Quando acordei eram nove horas de belo domingo de sol; após a higiene de hábito, fui para o escritório folhear os jornais do dia, mas em seguida uma das minhas crianças vem avisar-me de que uma moça queria falar comigo. Contrariado porque seria interrompido na minha leitura, respondi à menina, em tom aborrecido:
– Peça-a o favor de entrar.
Entra a visitante e me chama a atenção com o seu “oi!” moderninho; ao vê-la, reconheço-a de pronto. Fico surpreso e alegre:
– Olá Rose.
– Como? Você já sabe o meu nome?
– Você não disse à menina?
– É… talvez…
– Sente-se. Qual é o problema e em que posso servi-la?
– “Sabe, moro nesta cidade, sou de tradicional família”…

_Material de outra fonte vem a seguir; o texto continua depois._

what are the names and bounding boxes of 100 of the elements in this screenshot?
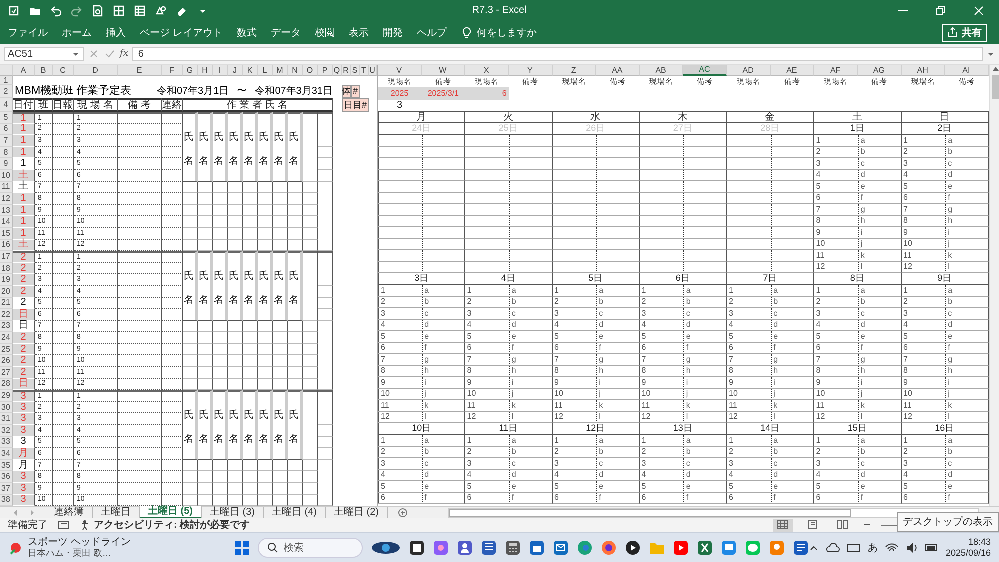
macro-record-icon[interactable] bbox=[58, 520, 70, 530]
browser-icon[interactable] bbox=[576, 540, 593, 556]
row-header[interactable]: 20 bbox=[0, 286, 13, 298]
column-header[interactable]: AH bbox=[902, 65, 946, 76]
row-header[interactable]: 34 bbox=[0, 448, 13, 460]
row-header[interactable]: 24 bbox=[0, 332, 13, 344]
menu-tab[interactable]: データ bbox=[270, 26, 301, 40]
row-header[interactable]: 35 bbox=[0, 460, 13, 472]
scrollbar-thumb[interactable] bbox=[992, 75, 999, 99]
row-header[interactable]: 15 bbox=[0, 228, 13, 240]
vertical-scrollbar[interactable] bbox=[989, 65, 999, 506]
share-button[interactable]: 共有 bbox=[942, 24, 987, 42]
word-icon[interactable] bbox=[792, 540, 809, 556]
column-header[interactable]: AE bbox=[770, 65, 814, 76]
column-header[interactable]: AD bbox=[727, 65, 771, 76]
keyboard-icon[interactable] bbox=[846, 542, 861, 554]
redo-icon[interactable] bbox=[71, 5, 83, 17]
column-header[interactable]: AG bbox=[858, 65, 902, 76]
table-icon[interactable] bbox=[134, 5, 146, 17]
row-header[interactable]: 2 bbox=[0, 85, 13, 98]
row-header[interactable]: 27 bbox=[0, 367, 13, 379]
shapes-icon[interactable] bbox=[155, 5, 167, 17]
column-header[interactable]: A bbox=[13, 65, 35, 76]
menu-tab[interactable]: 数式 bbox=[236, 26, 257, 40]
column-header[interactable]: C bbox=[53, 65, 74, 76]
row-header[interactable]: 38 bbox=[0, 494, 13, 506]
row-header[interactable]: 10 bbox=[0, 170, 13, 182]
news-headline[interactable]: スポーツ ヘッドライン bbox=[28, 536, 131, 548]
document-icon[interactable] bbox=[480, 540, 497, 556]
sheet-tab[interactable]: 土曜日 (5) bbox=[140, 506, 202, 519]
column-header[interactable]: AC bbox=[683, 65, 727, 76]
tell-me-search[interactable]: 何をしますか bbox=[476, 26, 537, 40]
menu-tab[interactable]: 挿入 bbox=[106, 26, 126, 40]
column-header[interactable]: R bbox=[342, 65, 351, 76]
column-header[interactable]: H bbox=[198, 65, 213, 76]
battery-icon[interactable] bbox=[924, 542, 939, 554]
row-header[interactable]: 21 bbox=[0, 298, 13, 310]
name-box[interactable]: AC51 bbox=[4, 47, 84, 61]
row-header[interactable]: 8 bbox=[0, 146, 13, 158]
row-header[interactable]: 31 bbox=[0, 413, 13, 426]
close-icon[interactable] bbox=[973, 5, 985, 17]
column-header[interactable]: T bbox=[360, 65, 369, 76]
lightbulb-icon[interactable] bbox=[460, 27, 473, 39]
add-sheet-icon[interactable] bbox=[398, 508, 408, 518]
input-mode-indicator[interactable]: あ bbox=[868, 540, 878, 554]
row-header[interactable]: 17 bbox=[0, 251, 13, 263]
store-icon[interactable] bbox=[528, 540, 545, 556]
column-header[interactable]: Z bbox=[552, 65, 596, 76]
calculator-icon[interactable] bbox=[504, 540, 521, 556]
formula-input[interactable]: 6 bbox=[132, 47, 983, 61]
row-header[interactable]: 22 bbox=[0, 309, 13, 321]
column-header[interactable]: M bbox=[273, 65, 288, 76]
row-header[interactable]: 28 bbox=[0, 378, 13, 390]
column-header[interactable]: U bbox=[369, 65, 377, 76]
row-header[interactable]: 5 bbox=[0, 112, 13, 124]
expand-caret-icon[interactable] bbox=[987, 50, 995, 58]
row-header[interactable]: 32 bbox=[0, 425, 13, 437]
autosave-icon[interactable] bbox=[8, 5, 20, 17]
accessibility-icon[interactable] bbox=[80, 519, 91, 531]
row-header[interactable]: 12 bbox=[0, 193, 13, 205]
column-header[interactable]: AI bbox=[945, 65, 989, 76]
column-header[interactable]: D bbox=[74, 65, 118, 76]
wifi-icon[interactable] bbox=[884, 542, 899, 554]
row-header[interactable]: 1 bbox=[0, 76, 13, 85]
column-header[interactable]: K bbox=[243, 65, 258, 76]
people-icon[interactable] bbox=[456, 540, 473, 556]
column-header[interactable]: X bbox=[465, 65, 509, 76]
row-header[interactable]: 25 bbox=[0, 344, 13, 356]
clock[interactable]: 18:43 2025/09/16 bbox=[946, 536, 991, 558]
start-icon[interactable] bbox=[234, 540, 250, 556]
row-header[interactable]: 4 bbox=[0, 98, 13, 112]
menu-tab[interactable]: ファイル bbox=[8, 26, 48, 40]
row-header[interactable]: 11 bbox=[0, 182, 13, 194]
spreadsheet-icon[interactable] bbox=[696, 540, 713, 556]
view-button[interactable] bbox=[773, 518, 793, 532]
video-play-icon[interactable] bbox=[672, 540, 689, 556]
row-header[interactable]: 13 bbox=[0, 204, 13, 216]
row-header[interactable]: 14 bbox=[0, 216, 13, 228]
menu-tab[interactable]: 校閲 bbox=[314, 26, 335, 40]
scrollbar-thumb[interactable] bbox=[449, 508, 851, 516]
monitor-icon[interactable] bbox=[720, 540, 737, 556]
undo-icon[interactable] bbox=[50, 5, 62, 17]
row-header[interactable]: 19 bbox=[0, 274, 13, 286]
map-pin-icon[interactable] bbox=[768, 540, 785, 556]
horizontal-scrollbar[interactable] bbox=[448, 508, 979, 518]
print-preview-icon[interactable] bbox=[92, 5, 104, 17]
row-header[interactable]: 29 bbox=[0, 390, 13, 402]
column-header[interactable]: P bbox=[318, 65, 333, 76]
fox-browser-icon[interactable] bbox=[600, 540, 617, 556]
row-header[interactable]: 18 bbox=[0, 262, 13, 274]
column-header[interactable]: N bbox=[288, 65, 303, 76]
column-header[interactable]: L bbox=[258, 65, 273, 76]
restore-icon[interactable] bbox=[935, 5, 947, 17]
column-header[interactable]: E bbox=[118, 65, 162, 76]
news-text[interactable]: 日本ハム・栗田 欧… bbox=[28, 548, 131, 558]
folder-icon[interactable] bbox=[29, 5, 41, 17]
column-header[interactable]: Q bbox=[333, 65, 342, 76]
insert-function-button[interactable]: fx bbox=[120, 49, 128, 59]
row-header[interactable]: 9 bbox=[0, 158, 13, 170]
column-header[interactable]: Y bbox=[508, 65, 552, 76]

E por aí foi repetindo tudo o que, em espírito, já me havia dito; pasmado, eu a tudo ouvia, estudando os detalhes daquele inusitado acontecimento. Relatou-me tudo e repeti-lhe as minhas ideias totalmente contrárias ao aborto, pedi-lhe que assumisse a maternidade, que enfrentasse os transtornos, perdoasse o rigorismo dos pais e irmãos, que não se importasse com o ricaço de Goiânia, pai de sua criança, homem que, na hora difícil, fugia ao bom senso e pretendia encobrir sua irresponsabilidade com as pazadas dos cifrões; depois de tudo, repetiu-se a descontração, pois ela disse:
– Sei que enfrentarei muitas dificuldades…
– Mas não deve desistir…
– Não o farei, confiada em Deus e na ajuda que você me prometeu…
– Confie em Deus, Rose. Só nele. A propósito, qual é o seu verdadeiro nome?
– É Rose.
– Penso que não…
– Por quê?
– É nome burguês e…
– Ah, mas se eu disser o meu nome…
– O que tem, eu riria?
– E muito! Como sabe? Tenho jeito de caipira ou coisa assim? Você é jocoso, já me falaram, zomba e brinca muito; não lhe direi o meu nome…
E levantou-se sorridente, ajeitando a alça da bolsa no ombro, fumando um cigarro que acabara de acender.
– Foi muito bom ouvir suas considerações sobre aborto, pois assim saberei o que devo fazer. Tchau viu? E se retirava quando a interrompi para entregar-lhe o isqueiro que estava ficando esquecido na poltrona que usara:
– Roselina! Chamei-a sem qualquer intenção de brincar, por pura distração; e ela voltando-se com belo sorriso:
– Eu sabia! Alguém deve ter lhe falado de mim! Recebeu o isqueiro que eu lhe estendia, enquanto falava saindo:
– Tomara que não tenham lhe ensinado o estribilho.
E eu, agora chistosamente.
– Não Rose. Você tem as pernas perfeitas.
Mais outra virada nos calcanhares, fitando-me, olhos arregalados.
– Tchau mesmo, hein? Acenou e se foi.
Voltei à minha cadeira, estiquei as pernas sobre a mesa e fiquei a reflexionar o quanto supondo saber alguma coisa, ainda não sabemos nada…
Quando os corpos adormecem nos leitos, acalentados pelo universo da noite que liberta, as almas deixam seus casulos e buscam seus ambientes e meios, suas fugas e arroubos, suas aspirações e anelos; reencontram almas queridas, lutam, trabalham, sofrem, amam, vencem, caem, fortalecem, estudam, servem, aprendem – e a vida prossegue intensa, sempre linda, sempre nova, sempre eterna.